Eight additional patients were identified with COVID-19 who did not require hospitalization nor require supplemental oxygen. Figure 1 c shows raw TI normalized in time and impedance. The nadir-normalized TI for nonhospitalized patients was 0.84 ± 0.05, compared with the average lowest normalized TI for hospitalized patients which as noted was 0.72 ± 0.02. The time from diagnosis to the nadir was 8 ± 4 days in nonhospitalized patients and 17 ± 15 days in hospitalized patients. The time from diagnosis to normalization of TI (defined as 2 days of normalized TI > 0.95) was 13 ±5 days in nonhospitalized patients, whereas none of the three hospitalized patients had normalized at the end of follow-up (ranging from 17 to 35 days of follow-up).

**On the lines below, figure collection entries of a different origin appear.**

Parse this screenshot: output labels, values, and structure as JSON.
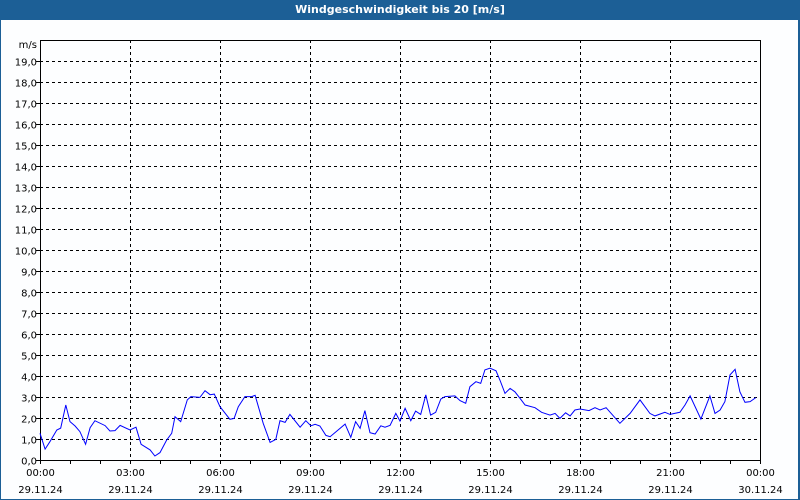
{
  "chart_data": {
    "type": "line",
    "title": "Windgeschwindigkeit bis 20 [m/s]",
    "ylabel": "m/s",
    "xlabel": "",
    "ylim": [
      0,
      20
    ],
    "xlim_hours": [
      0,
      24
    ],
    "grid": true,
    "y_ticks": [
      "0,0",
      "1,0",
      "2,0",
      "3,0",
      "4,0",
      "5,0",
      "6,0",
      "7,0",
      "8,0",
      "9,0",
      "10,0",
      "11,0",
      "12,0",
      "13,0",
      "14,0",
      "15,0",
      "16,0",
      "17,0",
      "18,0",
      "19,0"
    ],
    "x_ticks": [
      {
        "time": "00:00",
        "date": "29.11.24"
      },
      {
        "time": "03:00",
        "date": "29.11.24"
      },
      {
        "time": "06:00",
        "date": "29.11.24"
      },
      {
        "time": "09:00",
        "date": "29.11.24"
      },
      {
        "time": "12:00",
        "date": "29.11.24"
      },
      {
        "time": "15:00",
        "date": "29.11.24"
      },
      {
        "time": "18:00",
        "date": "29.11.24"
      },
      {
        "time": "21:00",
        "date": "29.11.24"
      },
      {
        "time": "00:00",
        "date": "30.11.24"
      }
    ],
    "series": [
      {
        "name": "Windgeschwindigkeit",
        "color": "#0000ff",
        "x_hours": [
          0,
          0.17,
          0.33,
          0.56,
          0.69,
          0.86,
          1.0,
          1.17,
          1.33,
          1.52,
          1.67,
          1.83,
          2.17,
          2.33,
          2.5,
          2.67,
          3.0,
          3.2,
          3.37,
          3.67,
          3.83,
          4.0,
          4.22,
          4.39,
          4.5,
          4.69,
          4.91,
          5.03,
          5.33,
          5.5,
          5.67,
          5.81,
          6.0,
          6.33,
          6.47,
          6.61,
          6.83,
          7.06,
          7.17,
          7.44,
          7.67,
          7.86,
          8.0,
          8.17,
          8.33,
          8.67,
          8.86,
          9.03,
          9.17,
          9.33,
          9.53,
          9.67,
          10.17,
          10.36,
          10.52,
          10.67,
          10.83,
          11.0,
          11.17,
          11.36,
          11.5,
          11.67,
          11.86,
          12.0,
          12.17,
          12.36,
          12.52,
          12.69,
          12.86,
          13.02,
          13.19,
          13.36,
          13.5,
          13.83,
          14.0,
          14.19,
          14.33,
          14.53,
          14.69,
          14.83,
          15.0,
          15.2,
          15.33,
          15.5,
          15.67,
          15.83,
          16.0,
          16.17,
          16.5,
          16.72,
          17.0,
          17.17,
          17.33,
          17.52,
          17.67,
          17.83,
          18.0,
          18.3,
          18.5,
          18.67,
          18.87,
          19.33,
          19.67,
          20.0,
          20.33,
          20.5,
          20.83,
          21.0,
          21.33,
          21.5,
          21.67,
          22.03,
          22.33,
          22.5,
          22.67,
          22.83,
          23.0,
          23.17,
          23.33,
          23.5,
          23.67,
          23.86
        ],
        "values": [
          1.27,
          0.52,
          0.87,
          1.43,
          1.52,
          2.62,
          1.83,
          1.62,
          1.35,
          0.75,
          1.54,
          1.87,
          1.64,
          1.38,
          1.4,
          1.65,
          1.43,
          1.56,
          0.75,
          0.48,
          0.19,
          0.35,
          0.95,
          1.27,
          2.06,
          1.83,
          2.86,
          3.02,
          2.98,
          3.3,
          3.11,
          3.14,
          2.54,
          1.94,
          1.98,
          2.54,
          3.02,
          3.02,
          3.08,
          1.75,
          0.84,
          0.98,
          1.87,
          1.79,
          2.17,
          1.56,
          1.87,
          1.63,
          1.7,
          1.62,
          1.17,
          1.11,
          1.71,
          1.08,
          1.83,
          1.51,
          2.35,
          1.3,
          1.24,
          1.63,
          1.56,
          1.65,
          2.22,
          1.85,
          2.46,
          1.87,
          2.33,
          2.17,
          3.1,
          2.14,
          2.27,
          2.9,
          3.02,
          3.05,
          2.83,
          2.7,
          3.49,
          3.73,
          3.65,
          4.29,
          4.37,
          4.25,
          3.81,
          3.17,
          3.41,
          3.25,
          2.94,
          2.62,
          2.49,
          2.27,
          2.14,
          2.22,
          1.98,
          2.25,
          2.1,
          2.38,
          2.43,
          2.35,
          2.49,
          2.38,
          2.49,
          1.75,
          2.22,
          2.86,
          2.22,
          2.1,
          2.27,
          2.17,
          2.27,
          2.62,
          3.05,
          1.95,
          3.05,
          2.22,
          2.38,
          2.78,
          4.05,
          4.32,
          3.25,
          2.75,
          2.78,
          2.97
        ]
      }
    ]
  }
}
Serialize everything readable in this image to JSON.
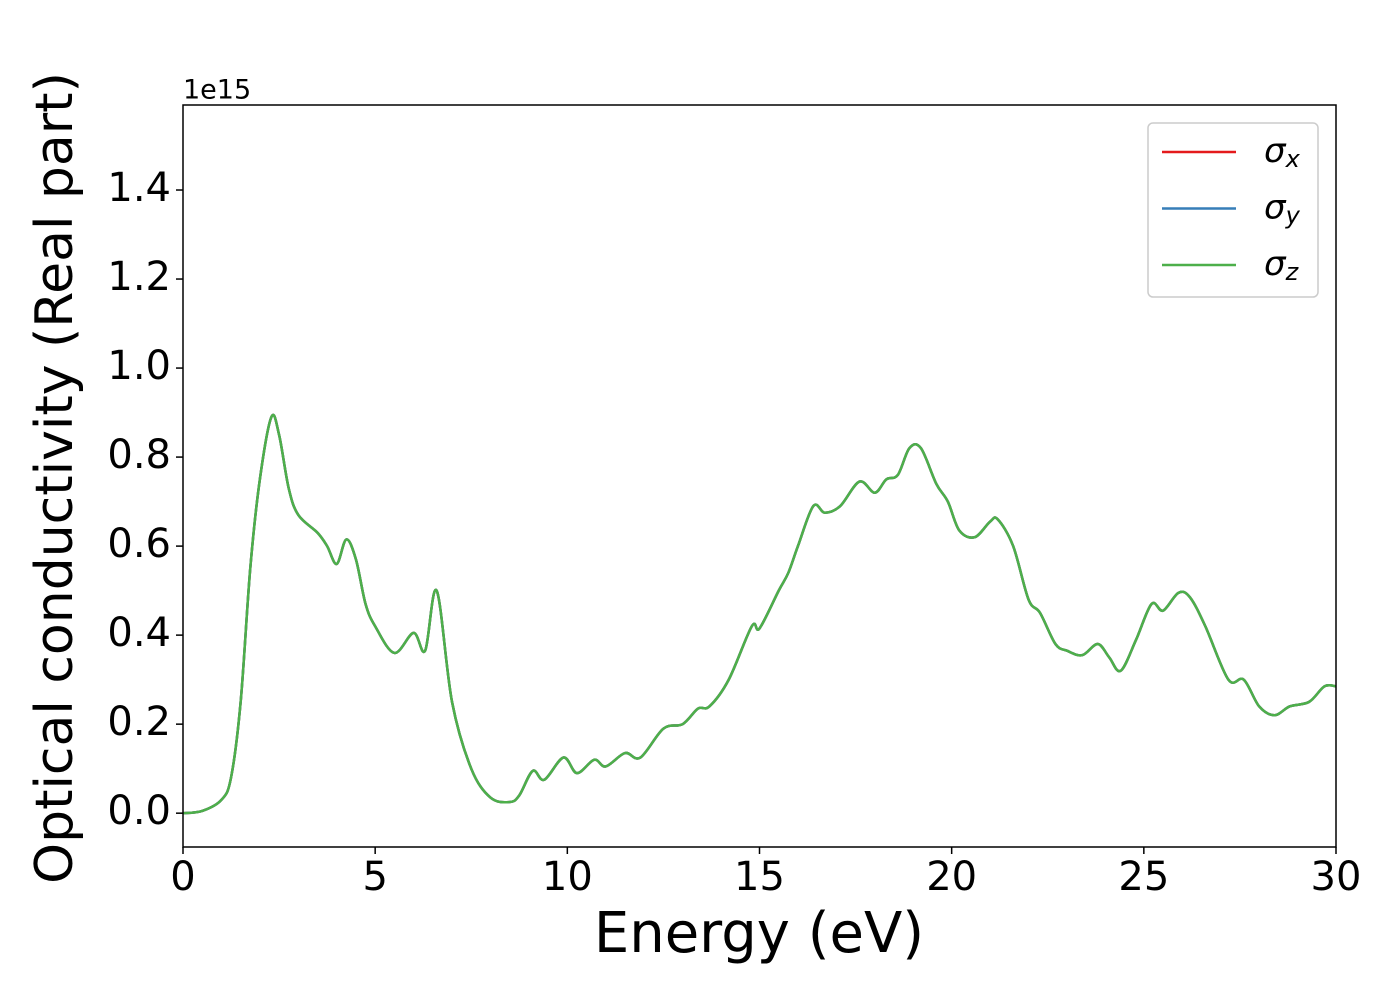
{
  "chart_data": {
    "type": "line",
    "xlabel": "Energy (eV)",
    "ylabel": "Optical conductivity (Real part)",
    "y_offset_label": "1e15",
    "x": [
      0,
      0.5,
      1.0,
      1.25,
      1.5,
      1.75,
      2.0,
      2.3,
      2.5,
      2.75,
      3.0,
      3.5,
      3.75,
      4.0,
      4.25,
      4.5,
      4.75,
      5.0,
      5.5,
      6.0,
      6.3,
      6.6,
      7.0,
      7.5,
      8.0,
      8.5,
      8.75,
      9.1,
      9.4,
      9.9,
      10.25,
      10.7,
      11.0,
      11.5,
      11.9,
      12.5,
      13.0,
      13.4,
      13.7,
      14.2,
      14.8,
      15.0,
      15.5,
      15.75,
      16.0,
      16.4,
      16.7,
      17.1,
      17.6,
      18.0,
      18.3,
      18.6,
      18.9,
      19.2,
      19.6,
      19.9,
      20.2,
      20.6,
      21.0,
      21.2,
      21.6,
      22.0,
      22.3,
      22.7,
      23.0,
      23.4,
      23.8,
      24.1,
      24.4,
      24.8,
      25.2,
      25.5,
      25.9,
      26.2,
      26.6,
      27.2,
      27.6,
      28.0,
      28.4,
      28.8,
      29.3,
      29.7,
      30
    ],
    "series": [
      {
        "name": "σx",
        "color": "#e41a1c",
        "values": [
          0.0,
          0.005,
          0.03,
          0.08,
          0.25,
          0.55,
          0.75,
          0.89,
          0.85,
          0.73,
          0.67,
          0.63,
          0.6,
          0.56,
          0.615,
          0.57,
          0.47,
          0.42,
          0.36,
          0.405,
          0.365,
          0.5,
          0.25,
          0.1,
          0.035,
          0.025,
          0.04,
          0.095,
          0.075,
          0.125,
          0.09,
          0.12,
          0.105,
          0.135,
          0.125,
          0.19,
          0.2,
          0.235,
          0.24,
          0.3,
          0.42,
          0.415,
          0.5,
          0.54,
          0.6,
          0.69,
          0.675,
          0.69,
          0.745,
          0.72,
          0.75,
          0.76,
          0.82,
          0.82,
          0.74,
          0.7,
          0.635,
          0.62,
          0.655,
          0.66,
          0.6,
          0.48,
          0.45,
          0.38,
          0.365,
          0.355,
          0.38,
          0.35,
          0.32,
          0.39,
          0.47,
          0.455,
          0.495,
          0.485,
          0.42,
          0.3,
          0.3,
          0.24,
          0.22,
          0.24,
          0.25,
          0.285,
          0.285
        ]
      },
      {
        "name": "σy",
        "color": "#377eb8",
        "values": [
          0.0,
          0.005,
          0.03,
          0.08,
          0.25,
          0.55,
          0.75,
          0.89,
          0.85,
          0.73,
          0.67,
          0.63,
          0.6,
          0.56,
          0.615,
          0.57,
          0.47,
          0.42,
          0.36,
          0.405,
          0.365,
          0.5,
          0.25,
          0.1,
          0.035,
          0.025,
          0.04,
          0.095,
          0.075,
          0.125,
          0.09,
          0.12,
          0.105,
          0.135,
          0.125,
          0.19,
          0.2,
          0.235,
          0.24,
          0.3,
          0.42,
          0.415,
          0.5,
          0.54,
          0.6,
          0.69,
          0.675,
          0.69,
          0.745,
          0.72,
          0.75,
          0.76,
          0.82,
          0.82,
          0.74,
          0.7,
          0.635,
          0.62,
          0.655,
          0.66,
          0.6,
          0.48,
          0.45,
          0.38,
          0.365,
          0.355,
          0.38,
          0.35,
          0.32,
          0.39,
          0.47,
          0.455,
          0.495,
          0.485,
          0.42,
          0.3,
          0.3,
          0.24,
          0.22,
          0.24,
          0.25,
          0.285,
          0.285
        ]
      },
      {
        "name": "σz",
        "color": "#4daf4a",
        "values": [
          0.0,
          0.005,
          0.03,
          0.08,
          0.25,
          0.55,
          0.75,
          0.89,
          0.85,
          0.73,
          0.67,
          0.63,
          0.6,
          0.56,
          0.615,
          0.57,
          0.47,
          0.42,
          0.36,
          0.405,
          0.365,
          0.5,
          0.25,
          0.1,
          0.035,
          0.025,
          0.04,
          0.095,
          0.075,
          0.125,
          0.09,
          0.12,
          0.105,
          0.135,
          0.125,
          0.19,
          0.2,
          0.235,
          0.24,
          0.3,
          0.42,
          0.415,
          0.5,
          0.54,
          0.6,
          0.69,
          0.675,
          0.69,
          0.745,
          0.72,
          0.75,
          0.76,
          0.82,
          0.82,
          0.74,
          0.7,
          0.635,
          0.62,
          0.655,
          0.66,
          0.6,
          0.48,
          0.45,
          0.38,
          0.365,
          0.355,
          0.38,
          0.35,
          0.32,
          0.39,
          0.47,
          0.455,
          0.495,
          0.485,
          0.42,
          0.3,
          0.3,
          0.24,
          0.22,
          0.24,
          0.25,
          0.285,
          0.285
        ]
      }
    ],
    "xlim": [
      0,
      30
    ],
    "xticks": [
      0,
      5,
      10,
      15,
      20,
      25,
      30
    ],
    "ylim": [
      -0.076,
      1.591
    ],
    "yticks": [
      {
        "value": 0,
        "label": "0.0"
      },
      {
        "value": 0.2,
        "label": "0.2"
      },
      {
        "value": 0.4,
        "label": "0.4"
      },
      {
        "value": 0.6,
        "label": "0.6"
      },
      {
        "value": 0.8,
        "label": "0.8"
      },
      {
        "value": 1.0,
        "label": "1.0"
      },
      {
        "value": 1.2,
        "label": "1.2"
      },
      {
        "value": 1.4,
        "label": "1.4"
      }
    ],
    "legend": "upper right",
    "grid": false
  }
}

Impedance is a measure of the degree a substance that resists the flow of electrical current. In implanted defibrillators, the “circuit” traverses from the lead in the right ventricular apex to the device itself (often in the left pre-pectoral area) which therefore incorporates significant amount of lung tissue. Compared with the high resistivity of thoracic tissue (ρ = 200–5000 Ω), blood and fluid (ρ = 65–150 Ω) provide much lower resistance to current. Thus, if the circuit accumulates higher fluid content, as in heart failure, a lower impedance will be noted. This physical basis has been exploited to assess hemodynamic measurements and changes in fluid accumulation in the setting of congestion. Changes in TI are more important than a baseline, and therefore daily changes are remotely monitored in patients predisposed to heart failure. While designed for monitoring interstitial fluid content of the lung parenchyma in heart failure, the concept of TI might extend to other pulmonary processes. A 2010 study reported that changes in TI during continuous measurement with implantable devices can detect evolving bacterial pneumonia [4]. Pathologic examinations taken from COVID patients early in the disease (prior to symptoms) revealed edema, proteinaceous exudate, focal reactive hyperplasia of pneumocytes with patchy inflammatory cellular infiltration, and multinucleated giant cells [5]. Some or all of these findings might explain TI changes observed prior to the COVID-19 diagnosis. The degree of reduction is greater, and its duration is longer in hospitalized patients. It is possible that the extent of TI reduction may offer a surrogate of disease severity. Importantly, in our small cohort for severe forms of COVID-19, the decrease in TI precedes diagnosis by 3–8 days, and this could be an early warning sign. Our results should be interpreted with caution, since they refer to a small population. These findings suggest that TI might be utilized for COVID-19 management.